Serpeggia nel romanzo la nostalgia per una Polonia anteguerra di conventi e castelli in cui i negozi di moda si chiamavano ancora 'Dernier cri', una Polonia artigiana popolata da un'umanità eterogenea, dalle mani d'oro e la faccia di volpe, che sopravvive "fino a quando la mano ferrea del sistema (socialista) che ha spazzato via i resti dell'umana intraprendenza" non la "soffoca nella sua terribile morsa". Nella mitologia di una nazione che S. vuole "imperfetta, incompiuta, incompleta, incerta, irresoluta, disordinata, capricciosa e sfrenata" s'innesta inevitabilmente un certo irritante snobismo nei confronti del benessere e della noiosa banalità della pace che culmina nella sorprendente affermazione di Pawel, un personaggio a cui va la simpatia dell'autore, secondo la quale non ci sarebbe "una differenza essenziale tra un vecchio che viene fucilato in una strada di Varsavia occupata dai nazisti e un suo coetaneo che muore di cancro una quindicina d'anni dopo".

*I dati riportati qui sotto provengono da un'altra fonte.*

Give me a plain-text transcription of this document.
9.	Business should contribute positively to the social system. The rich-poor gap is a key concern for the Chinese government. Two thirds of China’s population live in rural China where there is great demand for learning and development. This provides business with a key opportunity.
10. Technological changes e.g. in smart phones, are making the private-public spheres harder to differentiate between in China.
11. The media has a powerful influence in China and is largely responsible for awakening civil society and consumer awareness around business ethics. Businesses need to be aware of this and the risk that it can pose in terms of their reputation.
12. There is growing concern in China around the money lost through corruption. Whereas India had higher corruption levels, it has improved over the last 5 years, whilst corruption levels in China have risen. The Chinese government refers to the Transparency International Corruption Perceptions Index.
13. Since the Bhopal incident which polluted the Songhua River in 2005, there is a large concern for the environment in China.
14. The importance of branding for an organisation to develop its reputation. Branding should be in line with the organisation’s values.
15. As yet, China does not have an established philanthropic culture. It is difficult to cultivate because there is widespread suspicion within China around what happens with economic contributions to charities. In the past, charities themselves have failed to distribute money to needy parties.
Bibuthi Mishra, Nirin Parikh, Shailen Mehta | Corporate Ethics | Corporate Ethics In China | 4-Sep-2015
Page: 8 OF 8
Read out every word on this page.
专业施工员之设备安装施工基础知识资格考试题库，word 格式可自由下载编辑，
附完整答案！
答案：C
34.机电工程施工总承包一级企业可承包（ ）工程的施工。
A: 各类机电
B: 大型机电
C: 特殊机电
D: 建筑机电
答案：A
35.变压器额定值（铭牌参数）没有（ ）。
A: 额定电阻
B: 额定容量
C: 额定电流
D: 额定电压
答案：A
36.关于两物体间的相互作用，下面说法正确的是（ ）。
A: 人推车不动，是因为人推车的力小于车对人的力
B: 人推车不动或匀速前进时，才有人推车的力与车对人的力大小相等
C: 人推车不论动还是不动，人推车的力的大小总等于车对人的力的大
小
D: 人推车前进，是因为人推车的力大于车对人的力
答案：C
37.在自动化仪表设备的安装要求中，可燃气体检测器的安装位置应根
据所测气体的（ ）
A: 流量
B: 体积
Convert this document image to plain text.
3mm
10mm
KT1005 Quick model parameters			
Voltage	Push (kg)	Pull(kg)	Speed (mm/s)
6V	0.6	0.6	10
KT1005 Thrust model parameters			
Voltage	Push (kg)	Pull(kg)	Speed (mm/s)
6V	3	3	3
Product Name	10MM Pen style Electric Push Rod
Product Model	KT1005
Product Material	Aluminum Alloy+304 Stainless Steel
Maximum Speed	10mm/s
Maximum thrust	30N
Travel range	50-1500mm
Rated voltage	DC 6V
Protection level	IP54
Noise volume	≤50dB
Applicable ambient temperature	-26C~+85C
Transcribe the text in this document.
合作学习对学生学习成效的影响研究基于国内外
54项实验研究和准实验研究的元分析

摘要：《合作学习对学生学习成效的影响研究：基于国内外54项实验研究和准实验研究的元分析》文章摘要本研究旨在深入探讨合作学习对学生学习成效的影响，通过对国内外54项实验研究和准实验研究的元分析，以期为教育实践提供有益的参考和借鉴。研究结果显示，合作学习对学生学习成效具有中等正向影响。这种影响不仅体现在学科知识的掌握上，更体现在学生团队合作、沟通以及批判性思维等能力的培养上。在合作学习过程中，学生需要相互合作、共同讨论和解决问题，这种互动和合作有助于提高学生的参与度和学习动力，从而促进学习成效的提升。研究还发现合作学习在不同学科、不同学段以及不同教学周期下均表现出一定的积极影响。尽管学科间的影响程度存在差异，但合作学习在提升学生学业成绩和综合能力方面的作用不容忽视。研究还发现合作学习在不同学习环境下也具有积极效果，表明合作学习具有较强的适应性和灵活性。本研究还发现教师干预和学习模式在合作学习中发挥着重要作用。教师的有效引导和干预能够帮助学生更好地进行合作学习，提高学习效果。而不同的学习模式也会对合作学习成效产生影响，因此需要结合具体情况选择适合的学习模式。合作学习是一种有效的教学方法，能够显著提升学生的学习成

Le parti migliori del romanzo sono quelle dedicate alla Varsavia degli anni quaranta, animata da contraddittorie e umanissime figure a tutto tondo: inedita tra tutte quella di Weronika, la ruvida suora cattolica che nel suo zelo antisemita si prodiga per convertire i bambini ebrei, impone loro un nome e un identità cristiana per redimere la loro anima impura salvandoli così di fatto dallo sterminio.
Andrzey Szczypiorski ha vissuto la guerra da ragazzo. Appena ventenne nel 1944 fu internato nel campo di concentramento di Sachsenhausen. Successivamente visse l'esperienza del socialismo reale in Polonia: i suoi romanzi più noti rielaborano, talora in forma cifrata, i "quarant'anni di dominazione sovietica". Sull'onda del successo della "Bella Signora Seidenman* la casa editrice tedesco-federale Diogenes ha ristampato "Una messa per la città di Arras" complessa metafora dello stalinismo, ambientata nella Francia del '400, pubblicata in Italia nel 1983 dalle Edizioni e/o.